Negara Republik Islam , Khilafah dan Imamah

Pada sidang pertama BPUPKI tanggal 29 Mei 1945, ketua BPUPKI Dr Radjiman Wedyodiningrat ketika membuka sidang, bertanya kepada anggota badan itu: “apakah filosofische grondslag Indonesia merdeka?

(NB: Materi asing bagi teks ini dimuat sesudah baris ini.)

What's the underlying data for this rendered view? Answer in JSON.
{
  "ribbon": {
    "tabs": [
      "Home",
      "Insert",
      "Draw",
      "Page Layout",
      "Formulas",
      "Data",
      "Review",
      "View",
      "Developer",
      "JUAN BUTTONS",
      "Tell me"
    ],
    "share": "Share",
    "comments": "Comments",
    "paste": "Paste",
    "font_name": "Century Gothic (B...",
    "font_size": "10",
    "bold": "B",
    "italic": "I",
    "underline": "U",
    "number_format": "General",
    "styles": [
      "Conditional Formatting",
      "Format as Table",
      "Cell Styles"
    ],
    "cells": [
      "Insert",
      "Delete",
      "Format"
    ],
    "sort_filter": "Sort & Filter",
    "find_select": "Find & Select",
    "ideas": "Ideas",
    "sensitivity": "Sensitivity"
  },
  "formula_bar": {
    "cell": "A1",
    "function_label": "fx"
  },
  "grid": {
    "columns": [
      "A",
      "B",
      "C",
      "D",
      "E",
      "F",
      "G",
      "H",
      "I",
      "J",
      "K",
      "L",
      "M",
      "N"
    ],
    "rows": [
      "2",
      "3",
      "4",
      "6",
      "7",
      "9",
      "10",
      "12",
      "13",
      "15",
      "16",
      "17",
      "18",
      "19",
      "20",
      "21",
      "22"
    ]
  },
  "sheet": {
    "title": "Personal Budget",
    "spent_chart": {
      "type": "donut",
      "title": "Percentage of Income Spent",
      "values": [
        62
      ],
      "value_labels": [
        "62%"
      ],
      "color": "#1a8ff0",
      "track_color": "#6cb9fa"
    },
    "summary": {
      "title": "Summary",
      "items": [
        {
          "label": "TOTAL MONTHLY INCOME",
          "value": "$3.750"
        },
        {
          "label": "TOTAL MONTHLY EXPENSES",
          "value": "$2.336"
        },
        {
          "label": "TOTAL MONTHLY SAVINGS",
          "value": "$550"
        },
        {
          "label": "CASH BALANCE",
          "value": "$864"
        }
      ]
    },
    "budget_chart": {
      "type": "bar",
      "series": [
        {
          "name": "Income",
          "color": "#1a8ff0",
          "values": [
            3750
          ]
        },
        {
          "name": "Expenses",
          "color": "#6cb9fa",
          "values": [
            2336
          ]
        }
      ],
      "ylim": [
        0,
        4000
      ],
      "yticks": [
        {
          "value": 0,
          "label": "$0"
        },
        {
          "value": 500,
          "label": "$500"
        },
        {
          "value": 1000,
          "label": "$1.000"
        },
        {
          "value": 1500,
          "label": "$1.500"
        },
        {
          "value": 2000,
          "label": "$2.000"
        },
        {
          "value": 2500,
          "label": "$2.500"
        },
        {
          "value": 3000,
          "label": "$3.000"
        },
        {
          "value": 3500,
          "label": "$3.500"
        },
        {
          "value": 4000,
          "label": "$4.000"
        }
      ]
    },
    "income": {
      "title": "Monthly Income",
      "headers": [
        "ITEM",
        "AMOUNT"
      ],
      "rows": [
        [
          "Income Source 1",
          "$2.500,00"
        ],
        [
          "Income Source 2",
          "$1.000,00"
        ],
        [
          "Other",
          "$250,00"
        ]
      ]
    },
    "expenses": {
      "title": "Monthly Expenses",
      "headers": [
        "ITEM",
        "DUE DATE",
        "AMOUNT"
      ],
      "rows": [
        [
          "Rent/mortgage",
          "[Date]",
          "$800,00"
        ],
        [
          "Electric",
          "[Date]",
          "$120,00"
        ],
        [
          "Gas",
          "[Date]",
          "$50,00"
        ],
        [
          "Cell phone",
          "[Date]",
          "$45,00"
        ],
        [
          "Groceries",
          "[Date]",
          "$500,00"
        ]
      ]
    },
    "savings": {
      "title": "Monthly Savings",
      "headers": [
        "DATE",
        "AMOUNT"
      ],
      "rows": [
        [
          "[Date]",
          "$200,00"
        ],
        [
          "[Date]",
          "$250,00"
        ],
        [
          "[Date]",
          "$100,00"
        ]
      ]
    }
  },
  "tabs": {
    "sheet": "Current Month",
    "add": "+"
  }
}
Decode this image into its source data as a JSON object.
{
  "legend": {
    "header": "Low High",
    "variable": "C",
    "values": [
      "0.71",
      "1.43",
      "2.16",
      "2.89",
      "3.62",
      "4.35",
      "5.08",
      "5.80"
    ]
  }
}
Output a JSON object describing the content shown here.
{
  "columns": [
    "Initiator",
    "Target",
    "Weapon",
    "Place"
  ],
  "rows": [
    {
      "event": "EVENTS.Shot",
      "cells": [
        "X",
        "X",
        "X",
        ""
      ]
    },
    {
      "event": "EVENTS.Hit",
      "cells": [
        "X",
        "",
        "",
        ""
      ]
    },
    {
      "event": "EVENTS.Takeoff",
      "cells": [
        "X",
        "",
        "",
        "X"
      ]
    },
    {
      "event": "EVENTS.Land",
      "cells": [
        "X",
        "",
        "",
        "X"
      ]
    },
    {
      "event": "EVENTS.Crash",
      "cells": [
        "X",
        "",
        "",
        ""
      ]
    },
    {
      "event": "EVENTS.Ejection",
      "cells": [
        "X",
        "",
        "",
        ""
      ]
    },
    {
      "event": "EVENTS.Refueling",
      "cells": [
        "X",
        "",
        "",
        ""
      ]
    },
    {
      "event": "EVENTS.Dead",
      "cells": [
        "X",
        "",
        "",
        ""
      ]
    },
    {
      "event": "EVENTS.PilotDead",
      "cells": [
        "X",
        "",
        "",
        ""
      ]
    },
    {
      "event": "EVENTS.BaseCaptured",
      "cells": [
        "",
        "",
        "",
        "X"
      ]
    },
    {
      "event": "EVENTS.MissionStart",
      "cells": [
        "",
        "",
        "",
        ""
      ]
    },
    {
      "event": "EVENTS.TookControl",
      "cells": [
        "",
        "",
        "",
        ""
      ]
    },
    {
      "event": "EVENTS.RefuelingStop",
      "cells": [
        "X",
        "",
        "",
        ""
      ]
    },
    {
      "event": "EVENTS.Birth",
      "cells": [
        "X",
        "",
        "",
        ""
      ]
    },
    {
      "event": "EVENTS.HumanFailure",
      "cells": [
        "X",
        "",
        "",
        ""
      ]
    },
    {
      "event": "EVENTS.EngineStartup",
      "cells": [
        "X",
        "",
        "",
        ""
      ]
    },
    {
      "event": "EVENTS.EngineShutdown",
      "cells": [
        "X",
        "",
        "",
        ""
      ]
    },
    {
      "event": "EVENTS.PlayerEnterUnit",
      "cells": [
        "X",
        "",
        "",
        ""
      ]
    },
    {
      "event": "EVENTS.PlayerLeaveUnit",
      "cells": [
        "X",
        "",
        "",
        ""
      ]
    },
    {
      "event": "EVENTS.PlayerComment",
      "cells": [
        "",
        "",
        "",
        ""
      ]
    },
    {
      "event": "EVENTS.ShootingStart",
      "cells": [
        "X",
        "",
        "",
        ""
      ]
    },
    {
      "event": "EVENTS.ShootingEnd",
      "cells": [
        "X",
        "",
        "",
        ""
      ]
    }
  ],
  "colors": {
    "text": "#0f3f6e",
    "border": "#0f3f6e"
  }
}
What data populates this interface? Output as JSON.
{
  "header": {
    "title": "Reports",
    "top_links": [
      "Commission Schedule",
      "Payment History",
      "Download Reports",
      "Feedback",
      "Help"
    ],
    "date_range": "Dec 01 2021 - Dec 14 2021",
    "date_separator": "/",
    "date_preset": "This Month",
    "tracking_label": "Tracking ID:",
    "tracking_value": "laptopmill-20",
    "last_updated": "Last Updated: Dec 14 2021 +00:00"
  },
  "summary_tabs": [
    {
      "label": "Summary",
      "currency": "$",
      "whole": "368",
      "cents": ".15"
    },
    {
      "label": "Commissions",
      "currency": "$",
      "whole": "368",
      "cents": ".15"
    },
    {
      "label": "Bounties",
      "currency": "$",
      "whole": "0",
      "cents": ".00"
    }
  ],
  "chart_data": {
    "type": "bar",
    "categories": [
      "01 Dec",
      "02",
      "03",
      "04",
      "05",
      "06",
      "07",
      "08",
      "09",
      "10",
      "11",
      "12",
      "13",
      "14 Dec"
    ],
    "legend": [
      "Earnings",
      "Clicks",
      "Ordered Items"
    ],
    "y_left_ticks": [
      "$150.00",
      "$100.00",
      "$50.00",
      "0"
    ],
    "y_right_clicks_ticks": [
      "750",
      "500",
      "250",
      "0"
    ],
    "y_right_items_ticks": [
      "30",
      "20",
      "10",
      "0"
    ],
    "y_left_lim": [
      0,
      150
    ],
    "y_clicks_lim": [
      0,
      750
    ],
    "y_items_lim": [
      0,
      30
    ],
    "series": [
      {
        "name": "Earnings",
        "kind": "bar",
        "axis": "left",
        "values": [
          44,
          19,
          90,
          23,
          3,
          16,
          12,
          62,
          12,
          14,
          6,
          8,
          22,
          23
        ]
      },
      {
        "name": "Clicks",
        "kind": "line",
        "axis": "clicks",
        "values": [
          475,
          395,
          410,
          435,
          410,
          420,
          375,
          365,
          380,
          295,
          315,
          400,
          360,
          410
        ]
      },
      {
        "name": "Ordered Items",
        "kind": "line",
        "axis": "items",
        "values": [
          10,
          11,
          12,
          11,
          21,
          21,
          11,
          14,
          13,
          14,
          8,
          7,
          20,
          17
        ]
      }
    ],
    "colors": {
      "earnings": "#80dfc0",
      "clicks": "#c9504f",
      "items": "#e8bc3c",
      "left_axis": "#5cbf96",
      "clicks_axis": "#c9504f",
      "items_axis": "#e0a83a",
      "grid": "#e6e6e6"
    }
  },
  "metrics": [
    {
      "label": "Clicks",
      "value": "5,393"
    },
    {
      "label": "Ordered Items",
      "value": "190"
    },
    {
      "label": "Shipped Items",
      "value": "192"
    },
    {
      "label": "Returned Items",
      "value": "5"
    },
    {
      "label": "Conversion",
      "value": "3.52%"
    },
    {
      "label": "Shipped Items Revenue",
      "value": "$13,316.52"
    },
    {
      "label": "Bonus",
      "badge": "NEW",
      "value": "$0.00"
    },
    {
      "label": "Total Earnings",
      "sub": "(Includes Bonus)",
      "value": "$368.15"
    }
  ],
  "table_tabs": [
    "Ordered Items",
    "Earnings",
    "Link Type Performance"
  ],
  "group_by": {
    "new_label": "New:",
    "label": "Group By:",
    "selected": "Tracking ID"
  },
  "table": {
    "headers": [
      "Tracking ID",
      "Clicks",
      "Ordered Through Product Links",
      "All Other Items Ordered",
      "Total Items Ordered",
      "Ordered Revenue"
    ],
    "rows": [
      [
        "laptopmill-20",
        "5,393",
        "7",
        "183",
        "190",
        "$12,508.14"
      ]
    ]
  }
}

Ki Bagus Hadikusumo misalnya, menghendaki negara republik Islam, Soekiman Wirjosandjojo menginginkan negara khilafah. KH Ahmad Sanusi memberi usulan berupa sebuah negara dengan bentuk imamat, dipimpin seorang imam. Ketua Radjiman Wedyodiningrat menerima usulan itu sebagai alternatif ketiga, sementara Moh. Yamin keberatan. KH Ahmad Sanusi mengatakan: ‘maksud saya dengan imamat itu republic

——***——-

Di tengah-tengah krisis demokrasi di Indonesia sepuluh tahun terakhir dibawah otoriterisme Jokowi, terbit -lah buku ‘How Democracies Die’ (2018) karya dua ilmuwan politik, Profesor Harvard, Steven Levitsky dan Daniel Ziblatt. Edisi bahasa Indonesia-nya diterbitkan Gramedia Pustaka Utama dengan judul ‘Bagaimana Demokrasi Mati’.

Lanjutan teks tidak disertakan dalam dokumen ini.